EM NOME DE DEUS

Por: Gilson Raimundo
 
Informações das sentinelas davam como certa a invasão sarracena. Jerusalém estava bem guarnecida, suas muralhas quase intransponíveis era sinal do poderio europeu, o recém-nomeado Rei Guy de Lusignan (1150-1194) altivo e orgulhoso não permitiria que os infiéis novamente maculassem o solo sagrado. Preparou seu exército e marchou de encontro aos cães muçulmanos.

A guerra apenas glorifica o diabo, o maior erro dos cruzados foi acreditar que evocando o Santo Nome de Deus estariam imunes ao fogo inimigo, como se estes também não rendessem preces ao Deus de Maomé.

Eufórico, o mensageiro chegou açoitando sua montaria ferida por flechas inimigas, foi o ultimo galope do pobre animal. As notícias da frente de batalha eram as piores possíveis. Seu soberano havia tombado no campo santo. As tropas de Saladino (1137-1193), sultão do Egito estavam em maior número e acostumadas às dificuldades do terreno, pouco tempo levou para que os grilhões fossem lançados aos homens do Rei, as cimitarras pesavam sobre a jugular dos invasores, mas não era a hora de morrer, Guy não pereceria como um qualquer. Olhando-o nos olhos, o sultão afirmou que um rei jamais mataria um igual, sendo assim seguiria cativo até o fim da contenda.

Com a maior parte do exército dizimada naquela trágica empreitada, estava a cidade agora dependendo apenas das fortes muralhas, somente elas davam um pouco de esperanças a seus habitantes que desconhecendo a compaixão do inimigo temiam retaliação, pois quando da queda de Jerusalém para os francos um massacre tomou conta das ruas, mulheres, idosos e crianças foram degolados em nome da fé europeia.

Enquanto os homens se destroem por mesquinharias terrenas, uma guerra silenciosa esta sendo travada, querendo ou não todos são soldados nesta batalha, podem até pensar que souberam escolher suas trincheiras, porém são apenas peões manipulados por mãos invisíveis, nunca serão vencedores, mesmo aqueles que permanecerem de pé no dia seguinte estarão de joelhos implorando perdão.

Em meio as fileiras inimigas, três lúgubres figuras marchavam, escondiam-se na indigência mais tinham seu próprios intentos.

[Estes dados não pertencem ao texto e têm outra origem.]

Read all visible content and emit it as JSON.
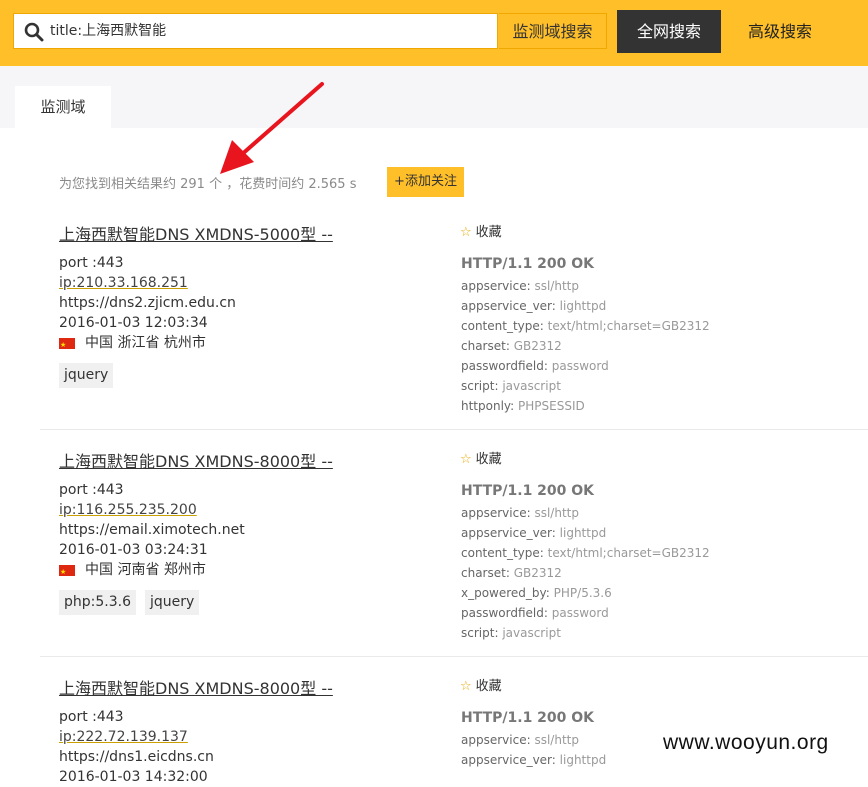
{
  "header": {
    "search_query": "title:上海西默智能",
    "monitor_search_label": "监测域搜索",
    "all_search_label": "全网搜索",
    "advanced_search_label": "高级搜索"
  },
  "tabs": [
    {
      "label": "监测域"
    }
  ],
  "summary": {
    "text": "为您找到相关结果约 291 个 ，花费时间约 2.565 s",
    "follow_label": "+添加关注"
  },
  "favorite_label": "收藏",
  "results": [
    {
      "title": "上海西默智能DNS XMDNS-5000型 --",
      "port": "port :443",
      "ip": "ip:210.33.168.251",
      "url": "https://dns2.zjicm.edu.cn",
      "time": "2016-01-03 12:03:34",
      "location": "中国 浙江省 杭州市",
      "tags": [
        "jquery"
      ],
      "status": "HTTP/1.1 200 OK",
      "headers": [
        {
          "key": "appservice:",
          "value": "ssl/http"
        },
        {
          "key": "appservice_ver:",
          "value": "lighttpd"
        },
        {
          "key": "content_type:",
          "value": "text/html;charset=GB2312"
        },
        {
          "key": "charset:",
          "value": "GB2312"
        },
        {
          "key": "passwordfield:",
          "value": "password"
        },
        {
          "key": "script:",
          "value": "javascript"
        },
        {
          "key": "httponly:",
          "value": "PHPSESSID"
        }
      ]
    },
    {
      "title": "上海西默智能DNS XMDNS-8000型 --",
      "port": "port :443",
      "ip": "ip:116.255.235.200",
      "url": "https://email.ximotech.net",
      "time": "2016-01-03 03:24:31",
      "location": "中国 河南省 郑州市",
      "tags": [
        "php:5.3.6",
        "jquery"
      ],
      "status": "HTTP/1.1 200 OK",
      "headers": [
        {
          "key": "appservice:",
          "value": "ssl/http"
        },
        {
          "key": "appservice_ver:",
          "value": "lighttpd"
        },
        {
          "key": "content_type:",
          "value": "text/html;charset=GB2312"
        },
        {
          "key": "charset:",
          "value": "GB2312"
        },
        {
          "key": "x_powered_by:",
          "value": "PHP/5.3.6"
        },
        {
          "key": "passwordfield:",
          "value": "password"
        },
        {
          "key": "script:",
          "value": "javascript"
        }
      ]
    },
    {
      "title": "上海西默智能DNS XMDNS-8000型 --",
      "port": "port :443",
      "ip": "ip:222.72.139.137",
      "url": "https://dns1.eicdns.cn",
      "time": "2016-01-03 14:32:00",
      "location": "",
      "tags": [],
      "status": "HTTP/1.1 200 OK",
      "headers": [
        {
          "key": "appservice:",
          "value": "ssl/http"
        },
        {
          "key": "appservice_ver:",
          "value": "lighttpd"
        }
      ]
    }
  ],
  "watermark": "www.wooyun.org",
  "colors": {
    "accent": "#ffbf28",
    "dark_button": "#333333",
    "arrow": "#e8141e"
  }
}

Saladino reivindicava a posse da cidade santa e a completa retirada dos invasores, aqueles outros desejavam apenas um raríssimo e desconhecido tesouro, um espólio que definitivamente não poderia ser dividido pois pertencia apenas a um senhor, deveria ser resgatado.

Sem seu líder, os nobres da cidade deram início aos preparativos para resistência. Provisões foram estocadas, armas foram distribuídas, jovens escudeiros de um instante a outro se tornaram bravos cavaleiros. Heráclio (????), Arcebispo de Cesárea organizou as defesas, até mesmo os refugiados maltrapilhos foram recrutados para as forças milicianas.

Ao se posicionar em frente dos enormes portões, Saladino enviou um ultimato.

A cidade se renderia com as pessoas pagando tributo garantindo assim sua retirada em segurança.

 Poucos teriam condições de pagar alguma coisa. A luta continuou.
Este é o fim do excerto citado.